Ce fut dans cette espèce d’état de sang-froid que je contemplai clairement ce qui m’arrivait, que je me convainquis qu’il n’y avait plus de remède, et que je consentis à endurer patiemment mon aventure.

De façon que je sortis de là avec une tristesse profonde, mais paisible et docile ; ce qui est un état moins cruel que le désespoir.

Voilà donc à quoi j’en étais avec moi-même, quand cette sœur converse, qui m’avait apporté à manger la veille, arriva. Madame de Miran est ici, me dit-elle ; à quoi elle ajouta : Et on vous attend au parloir ; ce qui ne voulait pas dire que ce fût madame de Miran qui m’y attendît.

Mais je crus que c’était elle, d’autant plus que mademoiselle Varthon m’avait appris qu’elle devait venir pour nous emmener toutes deux chez elle.

Je descendis donc, et, malgré ce triste calme où je vous ai dit que j’étais, je descendis un peu émue ; mes yeux se mouillèrent en chemin.
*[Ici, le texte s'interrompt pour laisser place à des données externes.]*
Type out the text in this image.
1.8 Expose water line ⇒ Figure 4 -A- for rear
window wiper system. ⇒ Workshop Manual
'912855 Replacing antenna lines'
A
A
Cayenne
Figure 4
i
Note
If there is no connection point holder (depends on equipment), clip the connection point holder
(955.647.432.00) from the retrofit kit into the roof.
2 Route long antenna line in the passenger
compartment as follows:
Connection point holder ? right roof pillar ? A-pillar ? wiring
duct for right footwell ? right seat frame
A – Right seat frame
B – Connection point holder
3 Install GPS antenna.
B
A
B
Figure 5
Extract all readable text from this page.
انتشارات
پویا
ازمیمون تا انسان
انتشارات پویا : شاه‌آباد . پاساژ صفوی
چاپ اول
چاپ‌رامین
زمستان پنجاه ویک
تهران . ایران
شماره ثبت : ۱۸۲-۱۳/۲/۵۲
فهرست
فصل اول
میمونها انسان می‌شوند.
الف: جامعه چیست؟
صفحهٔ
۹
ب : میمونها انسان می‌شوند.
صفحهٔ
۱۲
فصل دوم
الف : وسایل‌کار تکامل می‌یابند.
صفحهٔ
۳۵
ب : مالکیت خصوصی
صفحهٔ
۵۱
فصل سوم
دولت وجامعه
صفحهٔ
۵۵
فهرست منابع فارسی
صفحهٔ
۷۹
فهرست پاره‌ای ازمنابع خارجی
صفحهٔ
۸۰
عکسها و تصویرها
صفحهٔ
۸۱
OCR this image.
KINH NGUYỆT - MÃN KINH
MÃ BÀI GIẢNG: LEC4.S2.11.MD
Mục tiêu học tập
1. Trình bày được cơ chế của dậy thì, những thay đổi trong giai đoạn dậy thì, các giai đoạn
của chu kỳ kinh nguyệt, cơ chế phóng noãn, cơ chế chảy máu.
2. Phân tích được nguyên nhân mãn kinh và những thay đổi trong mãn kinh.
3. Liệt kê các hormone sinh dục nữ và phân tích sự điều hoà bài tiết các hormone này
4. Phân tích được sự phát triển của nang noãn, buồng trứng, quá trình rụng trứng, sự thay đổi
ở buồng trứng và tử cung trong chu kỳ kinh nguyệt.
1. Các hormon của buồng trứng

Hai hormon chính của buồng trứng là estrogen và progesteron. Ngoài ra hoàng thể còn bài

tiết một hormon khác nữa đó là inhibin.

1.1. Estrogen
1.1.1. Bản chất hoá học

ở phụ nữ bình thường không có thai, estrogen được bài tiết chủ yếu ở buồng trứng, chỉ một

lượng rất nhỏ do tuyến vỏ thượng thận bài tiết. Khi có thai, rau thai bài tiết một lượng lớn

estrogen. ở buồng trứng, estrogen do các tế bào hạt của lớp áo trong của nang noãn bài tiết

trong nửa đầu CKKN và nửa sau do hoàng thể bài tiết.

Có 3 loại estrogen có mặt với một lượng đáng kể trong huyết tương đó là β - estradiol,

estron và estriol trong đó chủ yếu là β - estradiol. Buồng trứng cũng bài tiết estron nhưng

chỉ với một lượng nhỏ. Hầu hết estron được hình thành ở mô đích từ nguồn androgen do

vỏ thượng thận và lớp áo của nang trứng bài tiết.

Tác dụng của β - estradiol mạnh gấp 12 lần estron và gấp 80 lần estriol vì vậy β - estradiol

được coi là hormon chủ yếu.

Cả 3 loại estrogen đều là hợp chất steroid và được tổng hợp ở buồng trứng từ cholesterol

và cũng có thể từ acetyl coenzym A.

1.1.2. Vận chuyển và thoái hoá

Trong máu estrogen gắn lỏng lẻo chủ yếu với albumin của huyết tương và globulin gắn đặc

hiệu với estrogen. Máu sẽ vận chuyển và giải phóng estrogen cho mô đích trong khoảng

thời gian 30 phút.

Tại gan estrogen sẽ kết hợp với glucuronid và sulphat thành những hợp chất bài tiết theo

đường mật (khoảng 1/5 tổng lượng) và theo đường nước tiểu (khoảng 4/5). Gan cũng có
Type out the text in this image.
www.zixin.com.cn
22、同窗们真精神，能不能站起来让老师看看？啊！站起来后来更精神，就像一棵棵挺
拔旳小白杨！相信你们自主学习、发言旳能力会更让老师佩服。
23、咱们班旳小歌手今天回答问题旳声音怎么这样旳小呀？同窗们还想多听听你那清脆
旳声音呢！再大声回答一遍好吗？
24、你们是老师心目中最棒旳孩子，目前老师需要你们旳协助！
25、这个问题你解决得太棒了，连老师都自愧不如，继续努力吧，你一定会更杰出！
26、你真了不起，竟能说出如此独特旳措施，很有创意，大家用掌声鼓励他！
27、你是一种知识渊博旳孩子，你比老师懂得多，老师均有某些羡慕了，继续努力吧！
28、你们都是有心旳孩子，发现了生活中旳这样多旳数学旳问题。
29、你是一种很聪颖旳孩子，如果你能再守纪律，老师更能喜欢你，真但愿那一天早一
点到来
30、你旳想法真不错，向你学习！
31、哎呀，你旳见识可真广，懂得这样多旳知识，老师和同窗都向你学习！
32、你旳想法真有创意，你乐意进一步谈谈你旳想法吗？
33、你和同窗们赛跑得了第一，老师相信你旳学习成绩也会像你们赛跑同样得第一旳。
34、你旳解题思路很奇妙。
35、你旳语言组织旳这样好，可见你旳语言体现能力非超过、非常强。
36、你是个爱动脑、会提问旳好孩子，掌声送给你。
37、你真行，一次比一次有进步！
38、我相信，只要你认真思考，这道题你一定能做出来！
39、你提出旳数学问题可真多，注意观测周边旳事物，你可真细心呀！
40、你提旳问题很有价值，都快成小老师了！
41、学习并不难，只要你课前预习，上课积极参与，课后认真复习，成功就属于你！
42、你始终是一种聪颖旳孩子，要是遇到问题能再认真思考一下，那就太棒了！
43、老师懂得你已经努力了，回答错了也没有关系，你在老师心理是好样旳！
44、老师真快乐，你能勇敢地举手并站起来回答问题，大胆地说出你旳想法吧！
Cette mère si tendre croit venir voir sa fille, me dis-je, et elle ne sait pas qu’elle ne vient voir que Marianne, et que ce sera toujours Marianne pour elle.

Je résolus cependant de ne l’informer encore de rien ; j’avais mes desseins, et ce n’était pas là le moment que je voulais prendre.

Me voici donc à l’entrée du parloir. Là, j’essuyai mes pleurs, je tâchai de prendre un visage serein ; et, après deux ou trois soupirs que je fis de suite, pour me mettre le cœur plus à l’aise, j’entrai.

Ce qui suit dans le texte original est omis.